Even with the advent of graphical interfaces, searching for non-specialists made only minor advances in the early-1980s when library systems offered index browsing to find citations. Library users still needed to read content in hard copy. It was only in the late 1980s and early 90s that full-text content began to be searchable by large numbers of library users on CD-ROMs. Users would go to a library computer, which held multiple CD-ROMs containing journals and other subscriptions, and use a menu to find content on the CD-ROMs by typing keywords that would look through all the content to find matches. This was the first routine use of full-text searching by library users.

These technologies are just memories for a few of us, and unknown to most, but they do point to the differentiation between structured and unstructured searching. Both have been around for a couple of decades but it has taken Web search engines to put search in the hands of everyone. Only recently is frustration with retrieving buckets of unfiltered content pushing enterprises to reconfirm the added value of structured searching.

Technical and business users are appreciating the value of being able to search for a precise title, all documents contributed to a specific project, or all presentations delivered by the CEO in the past two years. Each of these searches requires a defined set of data points, stored with the content and retrievable with a search interface that can support the “structured” query.

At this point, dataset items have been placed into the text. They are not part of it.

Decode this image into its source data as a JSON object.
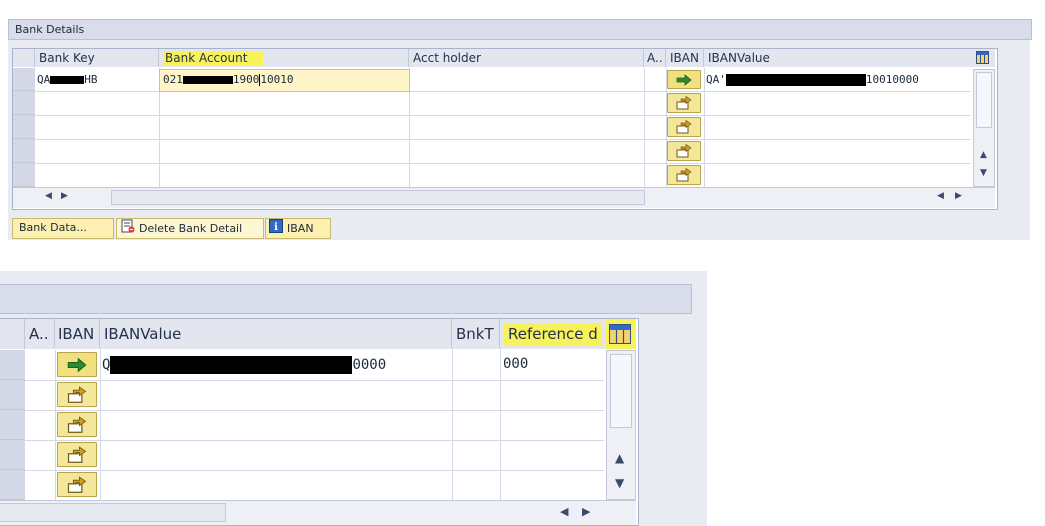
{
  "top_panel": {
    "title": "Bank Details",
    "columns": [
      "Bank Key",
      "Bank Account",
      "Acct holder",
      "A..",
      "IBAN",
      "IBANValue"
    ],
    "row1": {
      "bank_key_start": "QA",
      "bank_key_end": "HB",
      "bank_account_start": "021",
      "bank_account_mid": "1900",
      "bank_account_end": "10010",
      "iban_value_start": "QA'",
      "iban_value_end": "10010000"
    },
    "tabs": [
      "Bank Data...",
      "Delete Bank Detail",
      "IBAN"
    ]
  },
  "bottom_panel": {
    "columns": [
      "A..",
      "IBAN",
      "IBANValue",
      "BnkT",
      "Reference d"
    ],
    "row1": {
      "iban_value_start": "Q",
      "iban_value_end": "0000",
      "reference": "000"
    }
  },
  "colors": {
    "highlight": "#f7f25a",
    "panel": "#e9ebf3",
    "header": "#e4e6ef",
    "button": "#f4e79a"
  },
  "icons": [
    "iban-arrow-icon",
    "column-settings-icon",
    "delete-row-icon",
    "info-icon"
  ]
}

Yes, librarians have been here before but, just now, the rest of the organization is learning how they managed to get such good search results all along. Structured searching is now a lot simpler than it was in the 1970s. It is only one aspect in enterprise search but it is an important requirement for most enterprise users when they need reliable and clearly defined search results. And, by the way, Carlos is still around building systems for enterprises to manage and search their critical proprietary content.